CEI, suing in U.S. District Court for the District of Columbia, says it is entitled to injunctive relief that would force the State Department to provide the documents, because the agency has not notified the think tank whether it will comply with the request “within the statutory deadline of 20 working days.”

“In the absence of the Trump administration taking the initiative to review the internal record of the disgraceful process of circumventing the Senate and the U.S. Constitution to enter the Paris climate treaty, we will continue seeking to make public all of that record we are able,” said CEI fellow Chris Horner.

Specifically, the group wants the communications of Todd Stern, who led the U.S. negotiating team for the Paris Agreement, and Sue Biniaz, who served as the lead climate lawyer for the State Department for more than 25 years.

In its FOIA, CEI asked for emails and text messages between Stern and Biniaz, and two environmental groups, the World Wildlife Fund and the Natural Resources Defense Council.

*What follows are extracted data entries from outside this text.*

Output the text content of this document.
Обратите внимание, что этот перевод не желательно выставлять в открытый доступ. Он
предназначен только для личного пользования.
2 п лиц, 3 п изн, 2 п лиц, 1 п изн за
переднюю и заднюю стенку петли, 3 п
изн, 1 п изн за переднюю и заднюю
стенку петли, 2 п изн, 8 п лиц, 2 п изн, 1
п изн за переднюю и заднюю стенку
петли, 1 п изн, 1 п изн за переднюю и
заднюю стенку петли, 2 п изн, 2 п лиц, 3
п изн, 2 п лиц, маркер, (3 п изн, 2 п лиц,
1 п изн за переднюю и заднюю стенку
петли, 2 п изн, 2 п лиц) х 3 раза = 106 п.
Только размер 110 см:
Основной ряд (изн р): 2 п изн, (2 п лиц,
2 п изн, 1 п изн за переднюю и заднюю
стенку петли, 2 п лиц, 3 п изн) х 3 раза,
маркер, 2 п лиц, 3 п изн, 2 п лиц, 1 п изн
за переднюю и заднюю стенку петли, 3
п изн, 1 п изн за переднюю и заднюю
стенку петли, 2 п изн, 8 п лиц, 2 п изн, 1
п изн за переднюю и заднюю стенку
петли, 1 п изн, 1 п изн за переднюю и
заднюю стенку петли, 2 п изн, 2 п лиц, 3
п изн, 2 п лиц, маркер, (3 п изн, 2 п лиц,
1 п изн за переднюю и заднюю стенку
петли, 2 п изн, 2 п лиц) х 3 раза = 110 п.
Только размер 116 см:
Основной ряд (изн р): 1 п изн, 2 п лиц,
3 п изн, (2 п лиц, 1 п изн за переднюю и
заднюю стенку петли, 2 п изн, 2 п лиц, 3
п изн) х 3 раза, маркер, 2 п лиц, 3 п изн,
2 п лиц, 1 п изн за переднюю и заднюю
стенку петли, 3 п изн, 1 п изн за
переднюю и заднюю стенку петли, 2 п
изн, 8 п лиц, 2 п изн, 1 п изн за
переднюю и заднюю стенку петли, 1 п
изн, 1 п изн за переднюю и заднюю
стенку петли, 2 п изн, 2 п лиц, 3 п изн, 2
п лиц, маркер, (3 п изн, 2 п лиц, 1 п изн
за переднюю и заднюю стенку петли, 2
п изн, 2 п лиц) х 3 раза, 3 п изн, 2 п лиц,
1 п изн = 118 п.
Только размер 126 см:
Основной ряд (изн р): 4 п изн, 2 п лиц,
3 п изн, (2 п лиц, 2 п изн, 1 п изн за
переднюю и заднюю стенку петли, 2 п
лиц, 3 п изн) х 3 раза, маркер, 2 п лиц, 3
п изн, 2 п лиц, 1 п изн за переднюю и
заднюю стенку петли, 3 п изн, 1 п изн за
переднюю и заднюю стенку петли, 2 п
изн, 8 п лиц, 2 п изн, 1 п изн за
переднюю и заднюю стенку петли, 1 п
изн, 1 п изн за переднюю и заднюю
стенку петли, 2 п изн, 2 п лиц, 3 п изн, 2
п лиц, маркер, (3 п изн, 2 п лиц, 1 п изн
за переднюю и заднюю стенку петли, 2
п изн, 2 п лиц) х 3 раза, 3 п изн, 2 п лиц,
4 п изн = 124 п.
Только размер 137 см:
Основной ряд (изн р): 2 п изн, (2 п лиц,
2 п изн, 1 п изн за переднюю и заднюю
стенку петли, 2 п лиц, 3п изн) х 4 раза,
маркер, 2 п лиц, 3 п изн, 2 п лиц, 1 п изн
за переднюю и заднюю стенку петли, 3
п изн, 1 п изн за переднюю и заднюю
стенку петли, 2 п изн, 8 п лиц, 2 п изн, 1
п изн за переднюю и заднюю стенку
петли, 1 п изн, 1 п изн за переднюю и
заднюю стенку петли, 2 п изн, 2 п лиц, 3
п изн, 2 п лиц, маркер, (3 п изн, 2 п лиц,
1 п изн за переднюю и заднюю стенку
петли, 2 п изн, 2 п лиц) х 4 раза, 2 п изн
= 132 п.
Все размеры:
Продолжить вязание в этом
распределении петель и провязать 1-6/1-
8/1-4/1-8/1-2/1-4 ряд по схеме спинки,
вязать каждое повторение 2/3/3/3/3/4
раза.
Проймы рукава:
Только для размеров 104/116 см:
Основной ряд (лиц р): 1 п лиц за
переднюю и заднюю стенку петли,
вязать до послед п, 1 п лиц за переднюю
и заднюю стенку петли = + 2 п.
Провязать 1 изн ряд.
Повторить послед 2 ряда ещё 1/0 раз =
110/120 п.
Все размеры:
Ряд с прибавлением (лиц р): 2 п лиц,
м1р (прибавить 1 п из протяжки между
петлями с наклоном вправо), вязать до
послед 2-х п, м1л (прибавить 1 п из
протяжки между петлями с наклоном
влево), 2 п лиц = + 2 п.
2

Stern left the Obama administration in 2016 and previously served under President Bill Clinton, for whom he was the senior White House negotiator for the Kyoto climate change protocol. Biniaz began serving in the legal adviser’s office at the State Department in 1984 and was the principal lawyer on climate change negotiations since 1989.

CEI has been the subject of legal complaints itself related to its climate change research. Last year, the attorney general of the U.S. Virgin Islands issued a subpoena of CEI, seeking documents to confirm if the think tank collaborated with Exxon Mobil to play down the impacts of climate change. The attorney general, Claude E. Walker, later revoked the subpoena after CEI claimed he was violating the think tank’s free speech rights.

The Paris Agreement is an international accord negotiated in 2015 under which nearly 200 nations pledged voluntary targets to cut greenhouse gas emissions.

President Trump announced in June the U.S. would be withdrawing from the deal, because he said the U.S. committed too much compared with other countries and would suffer economically.

The State Department in August filed a formal notice to the United Nations that it intended to withdraw from the Paris agreement, but said the U.S. is open “re-engaging” if it can negotiate different terms. The U.S. cannot officially withdraw until November 2020.